Sunday, April 22, 2012
The Great Lie of the Western World
Cathode Ray Tube present THE GREAT LIE OF THE WESTERN WORLD by Alistair Powning with Michael Booth at the Tap Gallery, Darlinghurst.
THE GREAT LIE OF THE WESTERN WORLD is presented in an acting style that I would describe as an attempt at realistic-naturalism. A kind of expression of minimal states of body and voice. The emotional intensities are scaled down but true. In this intimate space at the Tap Gallery it works well. It might be best used for camera. The four actors of this company are, still, persuasive in their efforts. I was interested in their technique. The acting is the best of the night in the theatre.
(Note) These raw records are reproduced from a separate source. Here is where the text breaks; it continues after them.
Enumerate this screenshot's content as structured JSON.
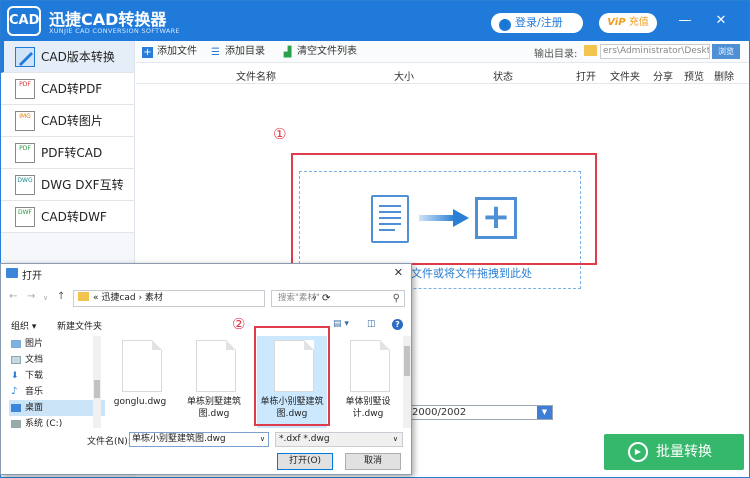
{
  "app": {
    "logo": "CAD",
    "title": "迅捷CAD转换器",
    "subtitle": "XUNJIE CAD CONVERSION SOFTWARE",
    "login": "登录/注册",
    "vip": "ViP",
    "recharge": "充值",
    "brand_color": "#1f7ad9"
  },
  "sidebar": {
    "items": [
      {
        "label": "CAD版本转换",
        "icon": "cad-version-icon"
      },
      {
        "label": "CAD转PDF",
        "icon": "pdf-icon"
      },
      {
        "label": "CAD转图片",
        "icon": "image-icon"
      },
      {
        "label": "PDF转CAD",
        "icon": "pdf-to-cad-icon"
      },
      {
        "label": "DWG DXF互转",
        "icon": "dwg-dxf-icon"
      },
      {
        "label": "CAD转DWF",
        "icon": "dwf-icon"
      }
    ]
  },
  "toolbar": {
    "add_file": "添加文件",
    "add_dir": "添加目录",
    "clear_list": "清空文件列表",
    "output_label": "输出目录:",
    "output_path": "ers\\Administrator\\Desktop",
    "browse": "浏览"
  },
  "table": {
    "headers": [
      "文件名称",
      "大小",
      "状态",
      "打开",
      "文件夹",
      "分享",
      "预览",
      "删除"
    ]
  },
  "drop": {
    "hint": "文件或将文件拖拽到此处",
    "marker1": "①",
    "marker2": "②"
  },
  "bottom": {
    "version": "2000/2002",
    "batch_label": "批量转换",
    "batch_color": "#35b86b"
  },
  "dialog": {
    "title": "打开",
    "breadcrumb_prefix": "«",
    "crumb1": "迅捷cad",
    "crumb2": "素材",
    "search_placeholder": "搜索\"素材\"",
    "organize": "组织 ▾",
    "new_folder": "新建文件夹",
    "tree": [
      "图片",
      "文档",
      "下载",
      "音乐",
      "桌面",
      "系统 (C:)"
    ],
    "files": [
      {
        "name": "gonglu.dwg"
      },
      {
        "name": "单栋别墅建筑图.dwg"
      },
      {
        "name": "单栋小别墅建筑图.dwg"
      },
      {
        "name": "单体别墅设计.dwg"
      }
    ],
    "filename_label": "文件名(N):",
    "filename_value": "单栋小别墅建筑图.dwg",
    "filter": "*.dxf *.dwg",
    "open": "打开(O)",
    "cancel": "取消"
  }
}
A couple, Simon (Alistair Powning) and Fiona (Kate Skinner) living and saving for the ordinary stabilities of a contemporary life are visited by an old friend, Emerson (Michael Booth) and Paige (Jessica Donoghue). Emerson "unpicks" the couple's "familiar domestic existence, forcing (them) to confront a series of existential questions." Or, a mate, with sociopathic tendencies, turns up at a mate's house and attempts to help him retreat from his gambling addiction. Again. Who needs help the most? The resident or the visitor?
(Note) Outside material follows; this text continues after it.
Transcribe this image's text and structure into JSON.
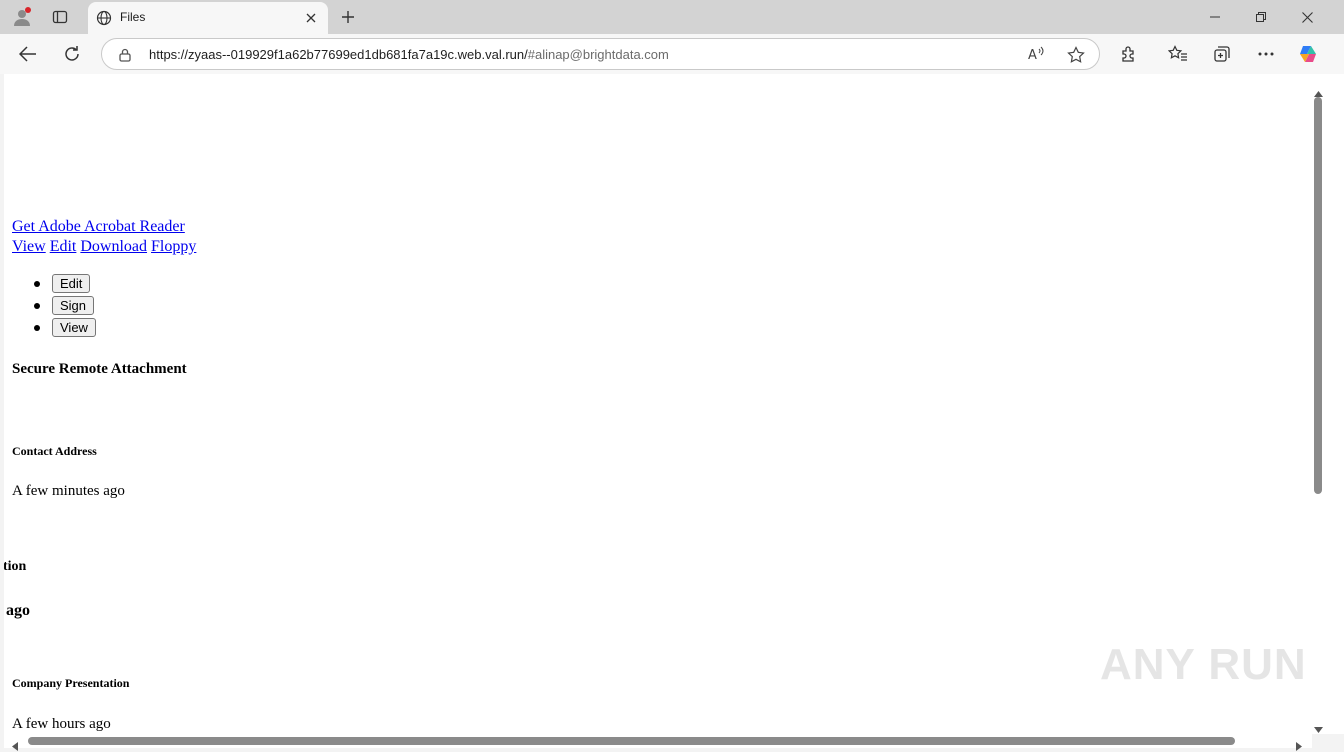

Who is Emerson , really? A real person or a surreal vision come to guide this man to health and safety? To bring Simon safely back into the forgiving arms of Fiona and then buggering off into the ether with Paige, who may be an escort or prostitute or spirit companion to Emerson?
The great lie of the western world it seems is the idea that we are free. Free to choose what we want et cetera, et cetera. The playwriting has the formula of domesticity and ordinary exchanges in hand, "Do you want some cereal?" How about a drink?" "Let's dance." but the philosophical importances of the writers' pre-occupations still require much more subtlety to be palatable. In several scenes, conversations take on such unrealities of sledge-hammering indoctrination as to be primitive and objectionable within the given circumstances of the characters lives. It is really a credit to the acting belief and skill of the performers that it almost circumvents the need to vent about the writing, whilst sitting there.
Cathode Ray Tube is a collective that produces their own work. It is great that they are doing it. No Director is credited. I reckon an outside eye might assist in bringing constructive criticism to the fairly primitive drafting of the text. It may have potential. At the moment this play is not really ready for discerning audiences.
Man is born free, but he is everywhere in chains - Jean-Jacques Rousseau.
This is a famous quote from a great thinker, quoted in the program for the Cathode Ray Tube performance. Now, how do we translate that to be the basis, the thrust of a play? THE GREAT LIE OF THE WESTERN WORLD at the Tap Gallery has not managed to do it.